Distance between two points in different sets

Solution 1:

So we consider the quantity

$$d'(A,B):= \max_{x \in B}\left(\min_{x' \in A} d(x,x')\right) \tag{1}$$

which is well defined as the function $d: X \to X$ is continuous to $\Bbb R$ and so assumes all maxima and minima on compact sets $A$ and $B$.

So assume $B \subseteq A$ first.
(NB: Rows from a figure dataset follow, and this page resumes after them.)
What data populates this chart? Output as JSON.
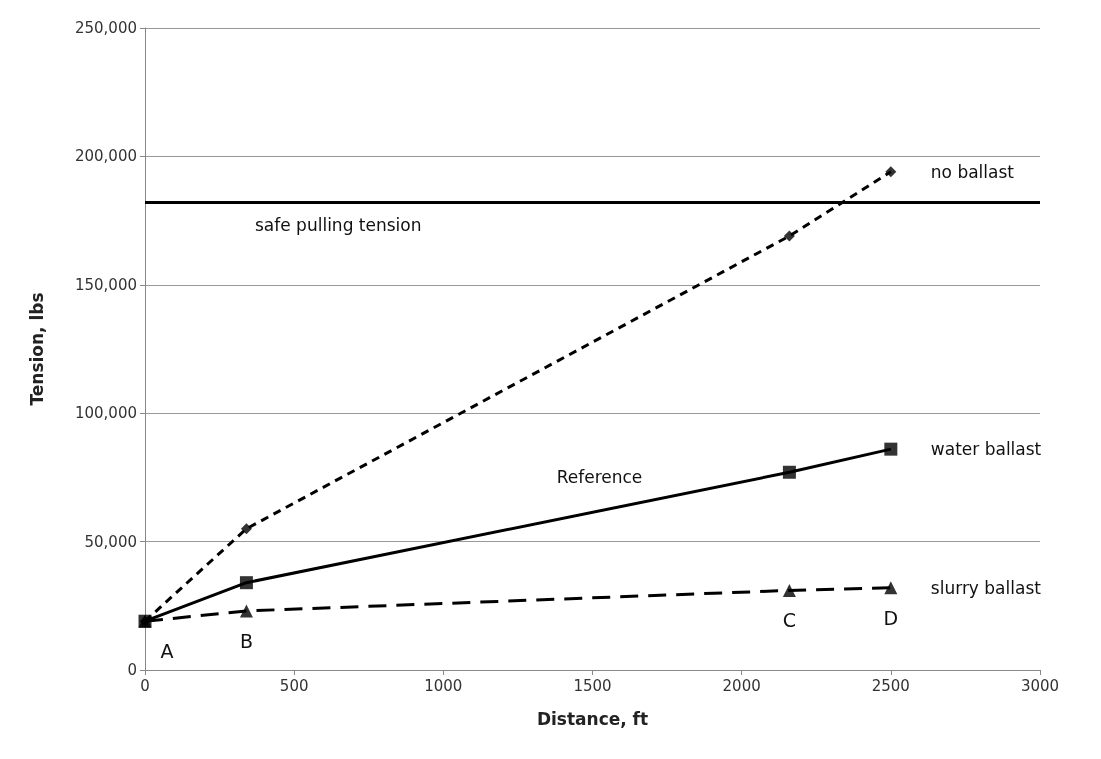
{
  "chart_data": {
    "type": "line",
    "xlabel": "Distance, ft",
    "ylabel": "Tension, lbs",
    "xlim": [
      0,
      3000
    ],
    "xticks": [
      0,
      500,
      1000,
      1500,
      2000,
      2500,
      3000
    ],
    "ylim": [
      0,
      250000
    ],
    "yticks": [
      {
        "value": 0,
        "label": "0"
      },
      {
        "value": 50000,
        "label": "50,000"
      },
      {
        "value": 100000,
        "label": "100,000"
      },
      {
        "value": 150000,
        "label": "150,000"
      },
      {
        "value": 200000,
        "label": "200,000"
      },
      {
        "value": 250000,
        "label": "250,000"
      }
    ],
    "grid": "y",
    "legend": false,
    "series": [
      {
        "name": "no ballast",
        "color": "#000000",
        "x": [
          0,
          340,
          2160,
          2500
        ],
        "values": [
          19000,
          55000,
          169000,
          194000
        ],
        "marker": "diamond",
        "line_style": "dashed"
      },
      {
        "name": "water ballast",
        "color": "#000000",
        "x": [
          0,
          340,
          2160,
          2500
        ],
        "values": [
          19000,
          34000,
          77000,
          86000
        ],
        "marker": "square",
        "line_style": "solid"
      },
      {
        "name": "slurry ballast",
        "color": "#000000",
        "x": [
          0,
          340,
          2160,
          2500
        ],
        "values": [
          19000,
          23000,
          31000,
          32000
        ],
        "marker": "triangle",
        "line_style": "dashed"
      }
    ],
    "ref_lines": [
      {
        "axis": "y",
        "value": 182000,
        "label": "safe pulling tension",
        "color": "#000000",
        "line_style": "solid"
      }
    ],
    "annotations": [
      "Reference",
      {
        "text": "A",
        "x": 0,
        "y": 19000
      },
      {
        "text": "B",
        "x": 340,
        "y": 23000
      },
      {
        "text": "C",
        "x": 2160,
        "y": 31000
      },
      {
        "text": "D",
        "x": 2500,
        "y": 32000
      }
    ]
  }
}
Then for any fixed $b \in B$ we know that $b \in A$ too, so we can take $x=b, x'=b$ in the formula for $d'(A,B)$ and note that $\min_{x' \in A} d(b,x') = 0$ and the maximum we're taking of all these minima (over all posssible $b \in B$) is just a maximum of a set consisting only of $\{0\}$. It follows that $d'(A,B)=0$.

We can use a contrapositive for the other direction. If $B \nsubseteq A$ there is some fixed $b \in B$ such that $b \notin A$. Well, for that fixed $b$ we already know that $\min_{x' \in A} d(x', b) = d(b,A) >0$ (because e.g. $d(b,A)=0$ iff $b \in \overline{A}$ in any metric space, and $A$ is closed and $b \notin A$) and so the maximum of all these, $d'(A,B) \ge d(b,A) >0$ as well.

This shows the equivalence in what I think is the simplest way.